Your specialist will monitor your pregnancy to watch for signs of anaemia in your baby. Anaemia can be treated by blood transfusions to your baby, even before she is born. Transfusion has good results in most cases.
After your baby is born, jaundice can be treated with phototherapy and more blood transfusion. These treatments help your baby's liver to break down the necessary blood cells.
Where does anti-D come from, and is it safe?
Anti-D comes from plasma, the clear yellowish fluid part of blood. The blood comes from human donors who have to pass at least two interviews before they are accepted as donors. The blood is screened for HIV, hepatitis B and hepatitis C. Only blood from areas free of variant CJD is used. The end product is also treated to inactivate any viruses.

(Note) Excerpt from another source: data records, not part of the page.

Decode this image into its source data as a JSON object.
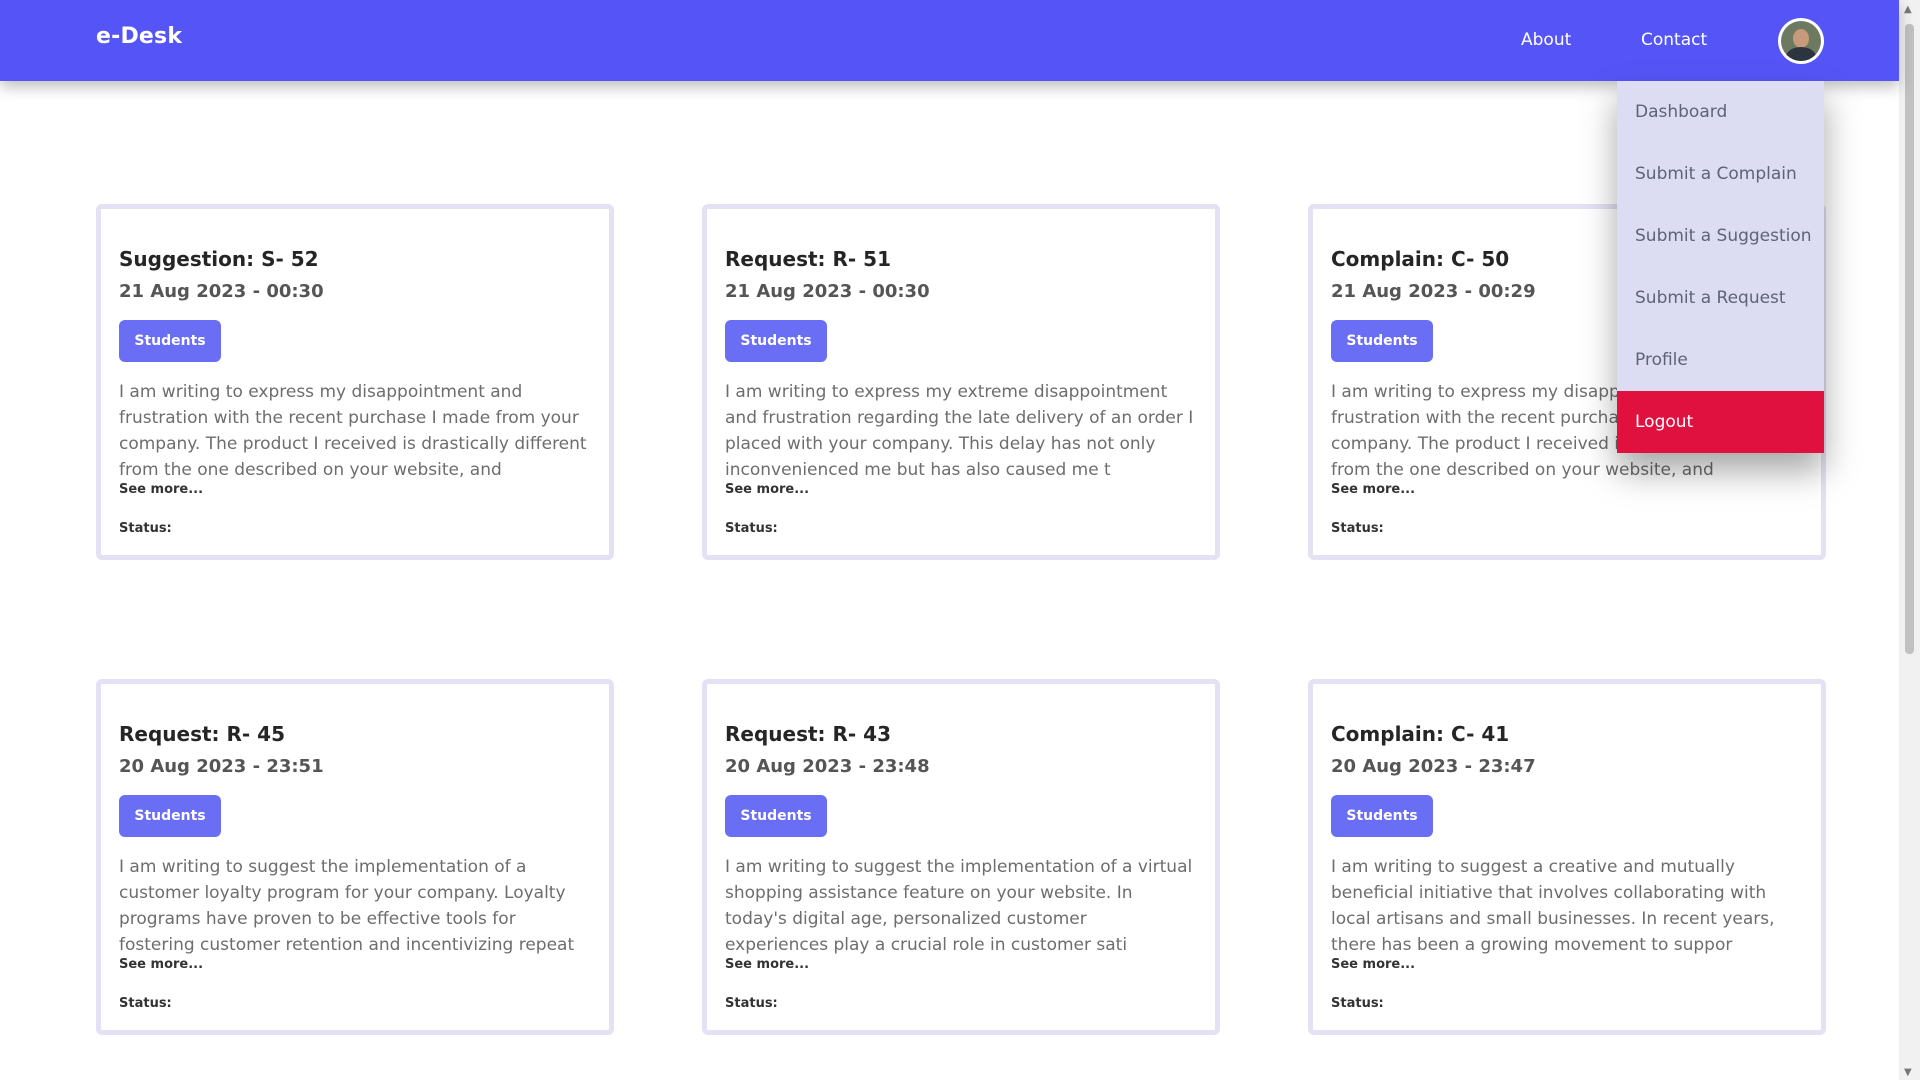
{
  "nav": {
    "brand": "e-Desk",
    "links": [
      "About",
      "Contact"
    ]
  },
  "dropdown": {
    "items": [
      "Dashboard",
      "Submit a Complain",
      "Submit a Suggestion",
      "Submit a Request",
      "Profile",
      "Logout"
    ]
  },
  "cards": [
    {
      "title": "Suggestion: S- 52",
      "date": "21 Aug 2023 - 00:30",
      "badge": "Students",
      "body": "I am writing to express my disappointment and frustration with the recent purchase I made from your company. The product I received is drastically different from the one described on your website, and",
      "see_more": "See more...",
      "status": "Status:"
    },
    {
      "title": "Request: R- 51",
      "date": "21 Aug 2023 - 00:30",
      "badge": "Students",
      "body": "I am writing to express my extreme disappointment and frustration regarding the late delivery of an order I placed with your company. This delay has not only inconvenienced me but has also caused me t",
      "see_more": "See more...",
      "status": "Status:"
    },
    {
      "title": "Complain: C- 50",
      "date": "21 Aug 2023 - 00:29",
      "badge": "Students",
      "body": "I am writing to express my disappointment and frustration with the recent purchase I made from your company. The product I received is drastically different from the one described on your website, and",
      "see_more": "See more...",
      "status": "Status:"
    },
    {
      "title": "Request: R- 45",
      "date": "20 Aug 2023 - 23:51",
      "badge": "Students",
      "body": "I am writing to suggest the implementation of a customer loyalty program for your company. Loyalty programs have proven to be effective tools for fostering customer retention and incentivizing repeat",
      "see_more": "See more...",
      "status": "Status:"
    },
    {
      "title": "Request: R- 43",
      "date": "20 Aug 2023 - 23:48",
      "badge": "Students",
      "body": "I am writing to suggest the implementation of a virtual shopping assistance feature on your website. In today's digital age, personalized customer experiences play a crucial role in customer sati",
      "see_more": "See more...",
      "status": "Status:"
    },
    {
      "title": "Complain: C- 41",
      "date": "20 Aug 2023 - 23:47",
      "badge": "Students",
      "body": "I am writing to suggest a creative and mutually beneficial initiative that involves collaborating with local artisans and small businesses. In recent years, there has been a growing movement to suppor",
      "see_more": "See more...",
      "status": "Status:"
    }
  ],
  "colors": {
    "navbar": "#5555f7",
    "badge": "#6a6ef5",
    "dropdown_bg": "#dcdcf3",
    "logout": "#e0103f",
    "card_border": "#e4e1f4"
  },
  "icons": {
    "avatar": "user-avatar",
    "scroll_up": "triangle-up",
    "scroll_down": "triangle-down"
  }
}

Anti-D won't harm your baby. Occasionally anti-D can cause you to have an allergic reaction, but this is rare (less than one in 85,000 doses) and is very unlikely to be serious. However, you should stay in the health centre or doctor's surgery for 20 minutes after having the injection and say immediately if you feel unwell.
What happens after my baby is born?
When your baby is born, a sample of her blood will be taken from the umbilical cord. This is so that her blood group and rhesus status can be determined.
If your baby is RhD positive, you will be given another injection of anti-D. This must be given within 72 hours of birth so that your immune response is not triggered. Your midwife will also ask to take a sample of blood from a vein in your arm just after you give birth, to look for antibodies.
If large amounts of fetal blood are found in your system, a bigger dose of anti-D may be needed. If your baby is RhD negative and you are too, then you will not need to have anti-D.